Perché l’intervista di Ruini dà fastidio

Lettera al direttore. Sinistra e cattolici adulti sono lontani dalla gente, il cardinale ha portato una ventata d’aria fresca, risvegliando la coscienza dei fedeli

camillo ruini

Caro direttore, non ci si deve mai stancare di ripeterlo: l’Italia televisiva e quella dei giornali non è l’Italia reale. Nei talk show in cui compaiono sempre i soliti noti, volti di una sinistra verbosa e inconcludente, la musica è sempre la stessa: Salvini sfascista, gli sbarchi sono diminuiti, il razzismo è colpa della destra, l’antisemitismo pure e guai ad essere islamocritici. Tutti vedono che il grillismo è pietosamente imploso con un capo politico che, intervistato sulle rivolte di Hong Kong, dichiara candidamente che non possiamo interferire su questioni interne di un altro Stato, noi siamo italiani mica cinesi. Oltraggio al pudore, ma nessuno, o quasi, ha detto niente.

L’Ilva chiude, 15.000 senza lavoro, una regione muore, il paese scoraggia gli investitori. Pd e cinquestelle giocano a dare la colpa agli altri. Si loda Conte perché dice a migliaia di persone che lui non ha ricette, non è mica un dottore! Ci si distrae con nobili imprese (Salviamo la terra) per non impelagarsi in quelle più urgenti: occupazione, lavoro, sanità, scuola, educazione, cooperazione, produttività industriale e manifatturiera.

Oltre due secoli fa (1801), Vincenzo Cuoco, esule napoletano a Parigi, scrisse il suo Saggio sulla rivoluzione napoletana del 1799 riflettendo sul disastro di un fallimento. Il fallimento fu quello della tentata rivoluzione contro i Borboni che governavano il Regno di Napoli. Intellettuali pieni delle nuove idee illuministiche non furono seguiti dal popolo e il cardinale Ruffo ebbe la meglio nel cacciare i nuovi ideologi, fautori dei sacri principi del 1789 ripristinando così il ritorno al potere dei Borboni. Lo scritto di Vincenzo Cuoco è un’amara e saggia riflessione. Vi si legge tra l’altro che «il popolo non si muove per raziocinio, ma per bisogno».

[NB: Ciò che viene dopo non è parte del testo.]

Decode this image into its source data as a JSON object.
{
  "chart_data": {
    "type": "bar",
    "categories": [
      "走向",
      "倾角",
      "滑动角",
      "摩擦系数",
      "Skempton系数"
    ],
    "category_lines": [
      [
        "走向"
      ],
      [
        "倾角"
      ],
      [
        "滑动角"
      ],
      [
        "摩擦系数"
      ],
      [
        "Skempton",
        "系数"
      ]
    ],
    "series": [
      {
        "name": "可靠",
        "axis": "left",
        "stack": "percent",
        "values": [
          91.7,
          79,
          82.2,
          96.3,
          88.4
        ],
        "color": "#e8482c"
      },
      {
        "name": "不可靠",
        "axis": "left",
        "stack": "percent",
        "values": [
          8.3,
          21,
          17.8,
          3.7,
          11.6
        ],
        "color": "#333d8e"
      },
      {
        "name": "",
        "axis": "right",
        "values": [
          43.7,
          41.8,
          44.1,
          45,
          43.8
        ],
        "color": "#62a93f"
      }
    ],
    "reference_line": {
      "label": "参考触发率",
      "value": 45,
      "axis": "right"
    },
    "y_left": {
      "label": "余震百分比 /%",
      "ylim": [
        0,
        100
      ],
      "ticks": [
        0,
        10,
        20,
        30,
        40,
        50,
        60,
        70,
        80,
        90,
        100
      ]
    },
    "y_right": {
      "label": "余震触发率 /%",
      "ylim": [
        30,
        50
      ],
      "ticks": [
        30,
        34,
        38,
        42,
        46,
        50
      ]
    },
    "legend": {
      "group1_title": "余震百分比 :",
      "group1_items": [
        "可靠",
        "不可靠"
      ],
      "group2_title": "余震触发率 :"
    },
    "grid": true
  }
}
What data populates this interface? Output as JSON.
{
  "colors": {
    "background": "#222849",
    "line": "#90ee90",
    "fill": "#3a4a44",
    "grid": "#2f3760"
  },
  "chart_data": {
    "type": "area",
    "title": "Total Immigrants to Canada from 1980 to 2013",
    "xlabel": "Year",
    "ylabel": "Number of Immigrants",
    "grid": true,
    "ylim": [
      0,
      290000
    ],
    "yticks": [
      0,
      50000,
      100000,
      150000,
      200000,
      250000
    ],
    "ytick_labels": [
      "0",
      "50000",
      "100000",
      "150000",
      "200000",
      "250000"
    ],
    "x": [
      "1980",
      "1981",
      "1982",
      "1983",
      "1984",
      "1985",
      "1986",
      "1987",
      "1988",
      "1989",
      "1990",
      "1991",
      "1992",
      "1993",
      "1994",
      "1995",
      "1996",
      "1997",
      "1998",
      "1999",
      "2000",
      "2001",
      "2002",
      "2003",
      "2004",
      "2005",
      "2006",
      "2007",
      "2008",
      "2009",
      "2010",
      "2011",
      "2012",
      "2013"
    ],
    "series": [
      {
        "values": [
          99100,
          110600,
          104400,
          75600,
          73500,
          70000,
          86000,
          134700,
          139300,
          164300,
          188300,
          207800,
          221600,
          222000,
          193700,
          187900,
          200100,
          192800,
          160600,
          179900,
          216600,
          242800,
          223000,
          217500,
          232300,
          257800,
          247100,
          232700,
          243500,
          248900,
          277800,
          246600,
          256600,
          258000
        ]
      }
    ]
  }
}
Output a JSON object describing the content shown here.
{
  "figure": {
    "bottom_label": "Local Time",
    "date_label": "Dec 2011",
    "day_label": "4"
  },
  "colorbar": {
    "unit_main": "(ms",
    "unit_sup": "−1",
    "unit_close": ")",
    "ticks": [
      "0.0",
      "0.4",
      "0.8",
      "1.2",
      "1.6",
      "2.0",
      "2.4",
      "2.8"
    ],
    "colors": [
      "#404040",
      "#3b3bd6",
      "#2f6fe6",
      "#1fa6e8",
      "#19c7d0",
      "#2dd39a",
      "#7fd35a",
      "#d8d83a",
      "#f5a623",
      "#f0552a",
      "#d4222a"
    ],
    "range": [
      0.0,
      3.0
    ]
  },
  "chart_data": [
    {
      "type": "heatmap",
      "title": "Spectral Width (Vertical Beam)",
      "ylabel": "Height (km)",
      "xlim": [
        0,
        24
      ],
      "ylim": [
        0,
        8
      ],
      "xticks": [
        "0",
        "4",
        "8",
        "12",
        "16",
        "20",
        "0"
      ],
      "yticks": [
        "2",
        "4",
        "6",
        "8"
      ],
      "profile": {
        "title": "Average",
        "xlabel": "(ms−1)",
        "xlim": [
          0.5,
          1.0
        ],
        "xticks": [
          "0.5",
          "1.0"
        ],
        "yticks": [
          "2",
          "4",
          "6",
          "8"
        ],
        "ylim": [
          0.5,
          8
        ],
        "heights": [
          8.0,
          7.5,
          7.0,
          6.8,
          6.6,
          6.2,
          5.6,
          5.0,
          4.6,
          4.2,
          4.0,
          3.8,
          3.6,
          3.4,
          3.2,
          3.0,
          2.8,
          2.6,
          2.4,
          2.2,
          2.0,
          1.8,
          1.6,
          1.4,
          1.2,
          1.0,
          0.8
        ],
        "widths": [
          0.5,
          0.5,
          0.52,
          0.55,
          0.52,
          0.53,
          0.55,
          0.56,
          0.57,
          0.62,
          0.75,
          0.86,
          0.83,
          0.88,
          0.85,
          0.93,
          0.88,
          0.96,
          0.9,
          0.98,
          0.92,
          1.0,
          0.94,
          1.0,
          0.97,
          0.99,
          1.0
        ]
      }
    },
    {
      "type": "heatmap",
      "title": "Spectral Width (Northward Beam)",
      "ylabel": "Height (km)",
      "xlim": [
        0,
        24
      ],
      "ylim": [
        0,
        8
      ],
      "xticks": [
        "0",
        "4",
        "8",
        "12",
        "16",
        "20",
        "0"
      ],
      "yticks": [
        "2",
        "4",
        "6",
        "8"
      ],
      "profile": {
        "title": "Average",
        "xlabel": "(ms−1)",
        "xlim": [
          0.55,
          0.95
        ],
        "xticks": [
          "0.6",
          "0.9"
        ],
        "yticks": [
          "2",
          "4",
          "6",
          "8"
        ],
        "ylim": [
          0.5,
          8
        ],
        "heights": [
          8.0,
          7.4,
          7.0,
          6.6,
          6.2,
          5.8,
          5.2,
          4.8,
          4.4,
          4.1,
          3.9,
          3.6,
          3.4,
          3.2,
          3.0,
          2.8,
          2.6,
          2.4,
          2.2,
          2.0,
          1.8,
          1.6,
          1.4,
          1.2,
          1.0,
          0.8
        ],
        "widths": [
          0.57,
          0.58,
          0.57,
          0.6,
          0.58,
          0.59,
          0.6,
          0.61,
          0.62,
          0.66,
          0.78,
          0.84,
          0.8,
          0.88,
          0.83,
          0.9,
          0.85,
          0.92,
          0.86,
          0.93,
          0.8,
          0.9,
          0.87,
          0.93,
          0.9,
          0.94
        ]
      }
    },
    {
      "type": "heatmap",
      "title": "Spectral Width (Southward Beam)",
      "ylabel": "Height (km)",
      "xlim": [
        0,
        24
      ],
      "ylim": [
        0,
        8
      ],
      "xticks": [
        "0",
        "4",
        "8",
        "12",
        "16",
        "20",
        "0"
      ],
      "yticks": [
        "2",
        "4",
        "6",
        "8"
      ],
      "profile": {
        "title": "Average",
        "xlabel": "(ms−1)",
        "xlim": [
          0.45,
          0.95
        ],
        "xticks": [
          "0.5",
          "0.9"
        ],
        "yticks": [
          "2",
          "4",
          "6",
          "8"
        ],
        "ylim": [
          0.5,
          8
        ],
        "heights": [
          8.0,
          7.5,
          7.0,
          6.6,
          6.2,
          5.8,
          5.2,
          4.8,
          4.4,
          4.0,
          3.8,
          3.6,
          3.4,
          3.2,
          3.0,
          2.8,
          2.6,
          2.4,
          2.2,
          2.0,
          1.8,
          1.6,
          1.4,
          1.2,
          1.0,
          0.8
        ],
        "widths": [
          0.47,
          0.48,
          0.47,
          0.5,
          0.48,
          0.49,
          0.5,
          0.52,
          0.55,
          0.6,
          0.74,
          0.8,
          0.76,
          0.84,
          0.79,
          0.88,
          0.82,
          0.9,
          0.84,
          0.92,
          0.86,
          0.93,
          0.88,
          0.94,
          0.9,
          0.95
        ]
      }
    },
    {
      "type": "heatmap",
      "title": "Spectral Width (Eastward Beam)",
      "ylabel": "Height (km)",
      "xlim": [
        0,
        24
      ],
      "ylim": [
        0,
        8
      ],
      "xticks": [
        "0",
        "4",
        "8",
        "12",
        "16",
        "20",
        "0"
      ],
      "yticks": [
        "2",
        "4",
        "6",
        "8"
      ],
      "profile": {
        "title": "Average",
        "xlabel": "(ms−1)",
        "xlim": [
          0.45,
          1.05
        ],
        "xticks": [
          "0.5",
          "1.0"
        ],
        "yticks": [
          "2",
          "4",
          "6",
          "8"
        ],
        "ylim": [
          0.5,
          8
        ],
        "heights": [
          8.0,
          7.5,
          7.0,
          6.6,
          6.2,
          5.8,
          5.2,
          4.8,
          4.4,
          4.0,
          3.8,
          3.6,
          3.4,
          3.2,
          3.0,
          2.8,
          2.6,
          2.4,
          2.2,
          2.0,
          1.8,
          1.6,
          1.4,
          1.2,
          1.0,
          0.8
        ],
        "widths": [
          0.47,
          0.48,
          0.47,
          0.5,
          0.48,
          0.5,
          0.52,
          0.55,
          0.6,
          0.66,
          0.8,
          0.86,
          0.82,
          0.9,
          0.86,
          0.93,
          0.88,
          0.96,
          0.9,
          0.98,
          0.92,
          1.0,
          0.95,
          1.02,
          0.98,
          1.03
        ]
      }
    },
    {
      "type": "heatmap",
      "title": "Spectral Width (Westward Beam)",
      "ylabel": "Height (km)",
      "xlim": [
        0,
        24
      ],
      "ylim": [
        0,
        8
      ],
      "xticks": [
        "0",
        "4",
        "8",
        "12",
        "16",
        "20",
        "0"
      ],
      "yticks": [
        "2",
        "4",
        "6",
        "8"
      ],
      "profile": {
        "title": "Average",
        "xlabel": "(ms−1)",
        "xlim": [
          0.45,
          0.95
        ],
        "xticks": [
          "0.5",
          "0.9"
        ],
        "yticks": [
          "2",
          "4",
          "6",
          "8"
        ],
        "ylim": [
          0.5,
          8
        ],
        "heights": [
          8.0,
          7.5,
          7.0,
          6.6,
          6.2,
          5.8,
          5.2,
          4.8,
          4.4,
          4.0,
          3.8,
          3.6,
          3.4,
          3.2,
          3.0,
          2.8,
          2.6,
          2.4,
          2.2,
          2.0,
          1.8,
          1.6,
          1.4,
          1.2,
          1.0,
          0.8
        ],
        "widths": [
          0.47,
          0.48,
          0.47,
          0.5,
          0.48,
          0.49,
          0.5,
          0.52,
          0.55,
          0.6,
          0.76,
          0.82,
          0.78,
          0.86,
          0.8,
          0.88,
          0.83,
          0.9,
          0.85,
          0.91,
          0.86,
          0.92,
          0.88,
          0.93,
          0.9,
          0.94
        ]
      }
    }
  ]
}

Buona parte della sinistra e di un certo cattolicesimo adulto alla Melloni ha sempre coltivato il sospetto che le forze politiche moderate parlino alla pancia degli italiani e per questo cresce la destra. Al di là della pancia con le orecchie, vi è un presunta intellighenzia che non sa proprio parlare, non possiede il lessico che nasce da una esperienza realmente popolare, non populista, ma accanto, dentro ai bisogni veri della gente che si rifiuta di comprendere il tecnicismo astratto e verboso di certi salotti. Basta guardare lo share di certe trasmissioni e di certe emittenti, per capire il calo di interesse per la politica.

Il cardinale Camillo Ruini con la sua intervista rilasciata al Corriere della Sera ha contribuito a fare entrare una corrente d’aria fresca in una atmosfera stagnante e politicamente asfittica. Non ha benedetto nessuna destra e ha auspicato la maturazione politica di Salvini. I suoi timori per l’attuale momento storico esprimono una attenzione trepida e appassionata per tutti gli uomini osservando la continuità di Giovanni Paolo II e papa Francesco nella carità verso i poveri. Può dare fastidio il fatto che abbia risvegliato la coscienza dei cattolici, ma è inevitabile se si ama la Chiesa e il suo essere luce per tutti dentro il dramma della storia. Altro che tornare indietro!